After marathon negotiations, Prime Minister Kevin Rudd reached a deal with state Premiers on Tuesday, regarding his proposed health reform plan.

A key element of the plan makes provision for the Commonwealth and the States to contribute to a new pool of funds that will allocate money to public hospitals.

The states will fund the scheme through 30 percent of their GST revenue which will give them a pivotal role in managing this fund. The majority of the funds, 60 percent, will be derived from the Federal Government.

The plan, however, is not an easy sell for Mr Rudd particularly as the Premier of Western Australia has announced that his state will not cosign the deal. Additionally, the government proposals will be it seems from initial responses, blocked in the Senate by the Opposition. This means that Mr Rudd’s reforms need the support of the seven Independent Senators.

Independent Senator from South Australia, Nick Xenophon talking to Neos Kosmos said that he is not yet convinced with the overall plan. He explained that he needed more information from the government as he was concerned over certain elements in the plan.

“I don’t think there is enough emphasis on preventative health. It’s much better to have a fence at the top of the cliff than to have an ambulance at the base,” Mr Xenophon said. He also expressed concern over what he said was a lack of funding for mental health under the proposed plan.

Criticism was also targeted at the “new level of bureaucracy that is created through the proposed scheme” which will be co-managed by the states.

Dr James Katsaros, Director of the Plastic and Reconstructive Surgery Department at Royal Adelaide Hospital, was also critical of the government’s health reform plan. “Like a lot of people in health I have grave reservations that Prime Minister Rudd’s plan is more political than it is an effective plan in improving medical services.”

He argued that there is no evidence of a strategy that funding health in a different fashion by merely changing the bureaucracy would provide better medical services.

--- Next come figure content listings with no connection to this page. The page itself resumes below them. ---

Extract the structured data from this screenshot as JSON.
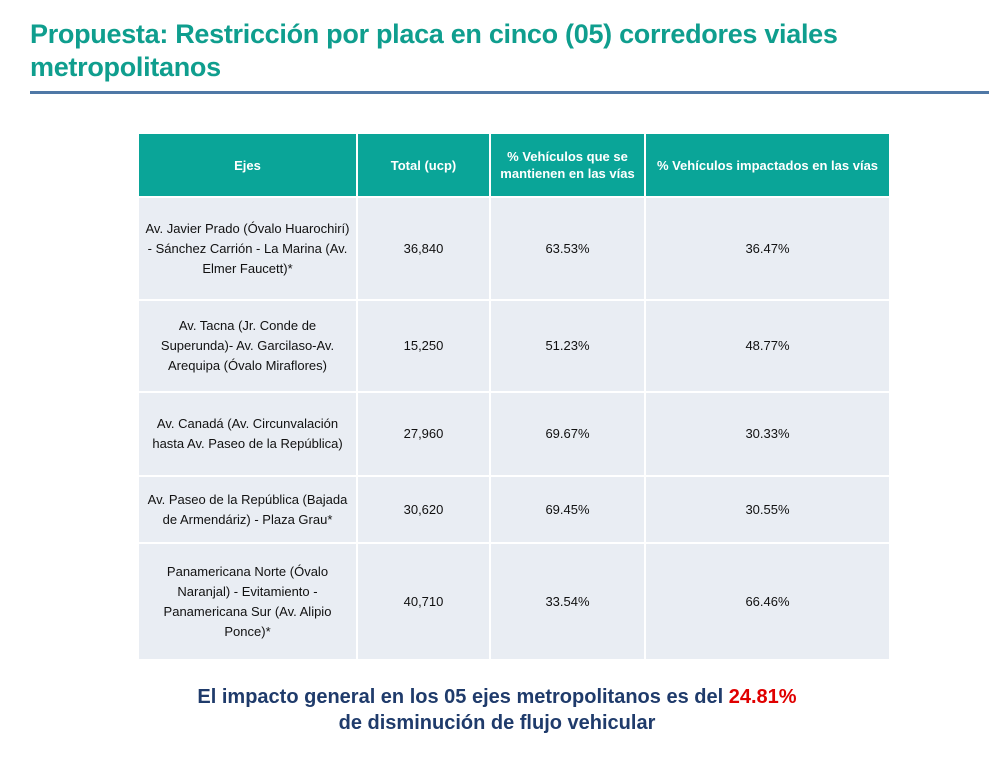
{
  "header": {
    "title": "Propuesta: Restricción por placa en cinco (05) corredores viales metropolitanos"
  },
  "colors": {
    "title": "#0f9e8e",
    "table_header": "#0aa598",
    "row_bg": "#e9edf3",
    "footer_text": "#1f3b6b",
    "highlight": "#e00000",
    "rule": "#4f78a6"
  },
  "table": {
    "columns": [
      "Ejes",
      "Total (ucp)",
      "% Vehículos que se mantienen en las vías",
      "% Vehículos impactados en las vías"
    ],
    "rows": [
      {
        "eje": "Av. Javier Prado (Óvalo Huarochirí) - Sánchez Carrión - La Marina (Av. Elmer Faucett)*",
        "total": "36,840",
        "mantienen": "63.53%",
        "impactados": "36.47%"
      },
      {
        "eje": "Av. Tacna (Jr. Conde de Superunda)- Av. Garcilaso-Av. Arequipa (Óvalo Miraflores)",
        "total": "15,250",
        "mantienen": "51.23%",
        "impactados": "48.77%"
      },
      {
        "eje": "Av. Canadá (Av. Circunvalación hasta Av. Paseo de la República)",
        "total": "27,960",
        "mantienen": "69.67%",
        "impactados": "30.33%"
      },
      {
        "eje": "Av. Paseo de la República (Bajada de Armendáriz) - Plaza Grau*",
        "total": "30,620",
        "mantienen": "69.45%",
        "impactados": "30.55%"
      },
      {
        "eje": "Panamericana Norte (Óvalo Naranjal) - Evitamiento - Panamericana Sur (Av. Alipio Ponce)*",
        "total": "40,710",
        "mantienen": "33.54%",
        "impactados": "66.46%"
      }
    ]
  },
  "footer": {
    "line1_prefix": "El impacto general en los 05 ejes metropolitanos es del ",
    "highlight": "24.81%",
    "line2": "de disminución de flujo vehicular"
  }
}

“As a medical practitioner I know the details of why our health services have diminished in quality and in time delivery especially over the last decade or two,” Dr Katsaros emphasised. He attributes the phenomenon to poor management of dealing with chronic, acute and subacute medical problems.

Dr Katsaros was sceptical about the fundamental premise of the government’s plan. “When Rudd says this is a health reform; what is he reforming; what is he improving. That is not stated.”